Where it shows up in Scripture

  • Deuteronomy 6:4-9, the Shema proper.
  • Deuteronomy 11:13-21, the second paragraph (recited with the first).
  • Numbers 15:37-41, the third paragraph (the tzitzit), completing the liturgical Shema.
  • Deuteronomy 10:12-13, 30:6, love as the covenant’s whole demand (and the circumcision of the heart that makes it possible).
  • Leviticus 19:18, the neighbor-love command Jesus pairs with the Shema.
  • Mark 12:28-34 / Matthew 22:34-40, the greatest commandment.
  • 1 Corinthians 8:6, the Shema reworked around Jesus.
  • James 2:19, “you believe that God is one; you do well, the demons also believe.”

Common misreadings to avoid

  • Don’t reduce “one” to bare monotheism.
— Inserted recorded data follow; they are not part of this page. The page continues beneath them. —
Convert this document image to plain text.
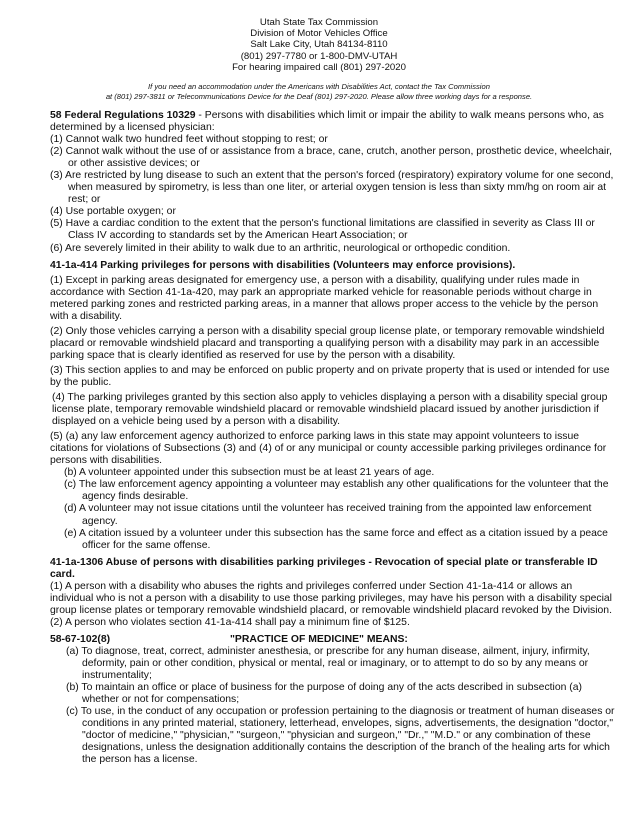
Utah State Tax Commission
Division of Motor Vehicles Office
Salt Lake City, Utah 84134-8110
(801) 297-7780 or 1-800-DMV-UTAH
For hearing impaired call (801) 297-2020
If you need an accommodation under the Americans with Disabilities Act, contact the Tax Commission
at (801) 297-3811 or Telecommunications Device for the Deaf (801) 297-2020. Please allow three working days for a response.
58 Federal Regulations 10329 - Persons with disabilities which limit or impair the ability to walk means persons who, as determined by a licensed physician:
(1) Cannot walk two hundred feet without stopping to rest; or
(2) Cannot walk without the use of or assistance from a brace, cane, crutch, another person, prosthetic device, wheelchair, or other assistive devices; or
(3) Are restricted by lung disease to such an extent that the person's forced (respiratory) expiratory volume for one second, when measured by spirometry, is less than one liter, or arterial oxygen tension is less than sixty mm/hg on room air at rest; or
(4) Use portable oxygen; or
(5) Have a cardiac condition to the extent that the person's functional limitations are classified in severity as Class III or Class IV according to standards set by the American Heart Association; or
(6) Are severely limited in their ability to walk due to an arthritic, neurological or orthopedic condition.
41-1a-414 Parking privileges for persons with disabilities (Volunteers may enforce provisions).
(1) Except in parking areas designated for emergency use, a person with a disability, qualifying under rules made in accordance with Section 41-1a-420, may park an appropriate marked vehicle for reasonable periods without charge in metered parking zones and restricted parking areas, in a manner that allows proper access to the vehicle by the person with a disability.
(2) Only those vehicles carrying a person with a disability special group license plate, or temporary removable windshield placard or removable windshield placard and transporting a qualifying person with a disability may park in an accessible parking space that is clearly identified as reserved for use by the person with a disability.
(3) This section applies to and may be enforced on public property and on private property that is used or intended for use by the public.
(4) The parking privileges granted by this section also apply to vehicles displaying a person with a disability special group license plate, temporary removable windshield placard or removable windshield placard issued by another jurisdiction if displayed on a vehicle being used by a person with a disability.
(5) (a) any law enforcement agency authorized to enforce parking laws in this state may appoint volunteers to issue citations for violations of Subsections (3) and (4) of or any municipal or county accessible parking privileges ordinance for persons with disabilities.
(b) A volunteer appointed under this subsection must be at least 21 years of age.
(c) The law enforcement agency appointing a volunteer may establish any other qualifications for the volunteer that the agency finds desirable.
(d) A volunteer may not issue citations until the volunteer has received training from the appointed law enforcement agency.
(e) A citation issued by a volunteer under this subsection has the same force and effect as a citation issued by a peace officer for the same offense.
41-1a-1306 Abuse of persons with disabilities parking privileges - Revocation of special plate or transferable ID card.
(1) A person with a disability who abuses the rights and privileges conferred under Section 41-1a-414 or allows an individual who is not a person with a disability to use those parking privileges, may have his person with a disability special group license plates or temporary removable windshield placard, or removable windshield placard revoked by the Division.
(2) A person who violates section 41-1a-414 shall pay a minimum fine of $125.
58-67-102(8)	"PRACTICE OF MEDICINE" MEANS:
(a) To diagnose, treat, correct, administer anesthesia, or prescribe for any human disease, ailment, injury, infirmity, deformity, pain or other condition, physical or mental, real or imaginary, or to attempt to do so by any means or instrumentality;
(b) To maintain an office or place of business for the purpose of doing any of the acts described in subsection (a) whether or not for compensations;
(c) To use, in the conduct of any occupation or profession pertaining to the diagnosis or treatment of human diseases or conditions in any printed material, stationery, letterhead, envelopes, signs, advertisements, the designation "doctor," "doctor of medicine," "physician," "surgeon," "physician and surgeon," "Dr.," "M.D." or any combination of these designations, unless the designation additionally contains the description of the branch of the healing arts for which the person has a license.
Deuteronomy is not arguing about how many gods exist; it is demanding exclusive allegiance to the one who redeemed Israel.
  • Don’t sentimentalize “love.” Covenant love includes affection but is fundamentally loyal allegiance, demonstrated in obedience.
  • Don’t divide “heart, soul, and strength” into a psychology of parts. It is a totality formula: the whole self.
  • Don’t read Jesus as abolishing the Shema. He recites it as the greatest commandment; the gospel intensifies it rather than retiring it.

Further reading

  • Daniel I. Block, “How Many Is God? An Investigation into the Meaning of Deuteronomy 6:4-5,” Journal of the Evangelical Theological Society 47 (2004).
  • S. Dean McBride, “The Yoke of the Kingdom: An Exposition of Deuteronomy 6:4-5,” Interpretation 27 (1973).
  • William L. Moran, “The Ancient Near Eastern Background of the Love of God in Deuteronomy,” Catholic Biblical Quarterly 25 (1963).
  • Jeffrey H. Tigay, The JPS Torah Commentary: Deuteronomy (JPS, 1996).
  • N.T. Wright, The Climax of the Covenant (on 1 Cor 8:6 and the reworked Shema).